Демократия или кавардак: О некоторых неоднозначных аспектах революции 1917 года

Одним из наиболее принципиальных и дискуссионных вопросов истории революции 1917 года является вопрос о соотношении революции и демократии. Демократический характер революции, демократические силы, учувствовавшие в ней, демократические лозунги и демократическая реальность этих лозунгов… всё это остаётся в центре внимания не только научного сообщества, но и общества в целом. Словом, одной из центральных историографических проблем остаётся проблема демократического потенциала 1917 года: миф ли это или всё же реальность? Понятно, что занимаясь гражданскими институтами в России, я не мог пройти мимо данной острой тематики, которая позволяет мне не ограничиваться освещением какого-либо узкого, сугубо прикладного вопроса, а поделиться с коллегами общими оценками революции, накопившимися у меня за последние несколько лет научных изысканий.
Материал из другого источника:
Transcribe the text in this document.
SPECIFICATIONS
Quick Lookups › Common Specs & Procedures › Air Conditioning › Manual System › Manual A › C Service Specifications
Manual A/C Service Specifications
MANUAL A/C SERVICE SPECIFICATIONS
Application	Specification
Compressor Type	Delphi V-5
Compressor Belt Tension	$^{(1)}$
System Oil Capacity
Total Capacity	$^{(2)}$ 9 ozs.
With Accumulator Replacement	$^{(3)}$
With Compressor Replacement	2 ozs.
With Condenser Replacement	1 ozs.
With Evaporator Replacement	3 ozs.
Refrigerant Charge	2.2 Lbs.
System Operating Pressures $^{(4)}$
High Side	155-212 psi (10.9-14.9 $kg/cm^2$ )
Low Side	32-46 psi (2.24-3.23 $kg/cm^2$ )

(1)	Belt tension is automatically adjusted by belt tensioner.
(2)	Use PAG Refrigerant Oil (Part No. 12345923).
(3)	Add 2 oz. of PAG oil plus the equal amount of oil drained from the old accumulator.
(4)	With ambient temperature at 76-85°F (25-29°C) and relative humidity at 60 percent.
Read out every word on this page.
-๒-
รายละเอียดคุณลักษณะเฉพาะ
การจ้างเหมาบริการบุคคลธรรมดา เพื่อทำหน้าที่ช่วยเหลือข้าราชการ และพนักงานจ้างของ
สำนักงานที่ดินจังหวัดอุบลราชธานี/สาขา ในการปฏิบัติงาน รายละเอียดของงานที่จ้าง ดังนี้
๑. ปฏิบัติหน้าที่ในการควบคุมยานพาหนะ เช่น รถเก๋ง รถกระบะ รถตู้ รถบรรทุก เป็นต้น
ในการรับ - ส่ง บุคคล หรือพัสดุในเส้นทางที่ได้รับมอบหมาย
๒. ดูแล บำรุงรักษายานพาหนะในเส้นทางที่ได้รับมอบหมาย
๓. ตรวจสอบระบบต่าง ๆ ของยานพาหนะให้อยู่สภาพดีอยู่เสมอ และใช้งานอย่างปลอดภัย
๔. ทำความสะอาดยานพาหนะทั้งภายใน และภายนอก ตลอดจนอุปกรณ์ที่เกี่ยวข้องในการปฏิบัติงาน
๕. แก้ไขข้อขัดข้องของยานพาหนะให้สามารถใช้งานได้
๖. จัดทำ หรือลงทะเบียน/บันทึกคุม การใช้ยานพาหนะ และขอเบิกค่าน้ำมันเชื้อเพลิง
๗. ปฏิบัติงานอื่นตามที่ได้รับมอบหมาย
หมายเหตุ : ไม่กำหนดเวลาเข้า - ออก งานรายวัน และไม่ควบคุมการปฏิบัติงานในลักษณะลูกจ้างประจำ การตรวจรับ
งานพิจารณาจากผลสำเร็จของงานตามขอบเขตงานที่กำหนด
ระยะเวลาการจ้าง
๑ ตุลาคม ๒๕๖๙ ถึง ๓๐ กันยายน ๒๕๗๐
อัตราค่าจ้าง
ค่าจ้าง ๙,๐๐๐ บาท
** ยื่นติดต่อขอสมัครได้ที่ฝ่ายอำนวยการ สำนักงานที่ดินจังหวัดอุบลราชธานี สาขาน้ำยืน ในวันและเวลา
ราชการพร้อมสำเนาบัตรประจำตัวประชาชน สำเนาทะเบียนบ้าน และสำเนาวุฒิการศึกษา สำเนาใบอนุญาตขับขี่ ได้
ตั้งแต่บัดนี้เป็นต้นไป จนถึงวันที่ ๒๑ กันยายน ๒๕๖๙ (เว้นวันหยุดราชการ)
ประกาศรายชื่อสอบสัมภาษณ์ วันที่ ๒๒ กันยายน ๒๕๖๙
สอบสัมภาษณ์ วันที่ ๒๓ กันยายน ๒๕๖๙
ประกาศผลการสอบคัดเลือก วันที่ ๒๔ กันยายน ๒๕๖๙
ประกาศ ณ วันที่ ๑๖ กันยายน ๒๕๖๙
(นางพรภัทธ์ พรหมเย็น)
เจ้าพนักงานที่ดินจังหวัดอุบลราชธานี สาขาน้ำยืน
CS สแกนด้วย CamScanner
Надеюсь, что полученные мною выводы могут оказаться интересными и вызовут заинтересованные отклики, что позволит в дальнейшем поработать над их корректировкой.

Лично меня проблема демократического потенциала русской революции заинтересовала в силу очевидного несоответствия определения Февральской революции как демократической и того общественного устройства, которое после этой революции сложилось. Когда советские историки писали о Феврале как о революции буржуазно-демократической, они подразумевали отвлечённые, но вполне корректные в рамках господствовавшей тогда идеологии вещи. Февраль означал переход от феодализма к капитализму – значит, революция буржуазная. Движущей силой выступили народные массы – значит, революция демократическая. Но если сейчас Февраль называют революцией демократической, то почему же он не привёл к установлению в России демократии?

Конечно, со мной согласятся не все. Обращаясь к событиям 1917 года, многие видят демократизм постфевральской России уже в том, что в ходе революции происходит падение самодержавия. Согласно прочно укоренившейся исторической мифологии, после падения монархии Россия, как по мановению руки, превращается в самую свободную, самую демократическую страну в мире. В самом деле, многие ещё со школьной скамьи помнят соответствующее высказывание В. И. Ленина. А если Ленин сегодня кого-то не устраивает, то можно поискать соответствующие цитаты и у других лидеров революции. Особенно много рассуждений о демократизме Февраля разбросано по работам разных лет меньшевистских авторов. Так, И. Г. Церетели в одной из своих книг буквально пел хвалебный гимн постфевральской «демократической России», уверяя, что жила она в «обстановке абсолютной свободы», «по самому совершенному избирательному закону», тогда как «самые консервативные элементы» не осмеливались оказывать противодействия «широким демократическим реформам» и «влиянию демократических идей»[372]. Но можно ли безоглядно доверять всем подобным суждениям?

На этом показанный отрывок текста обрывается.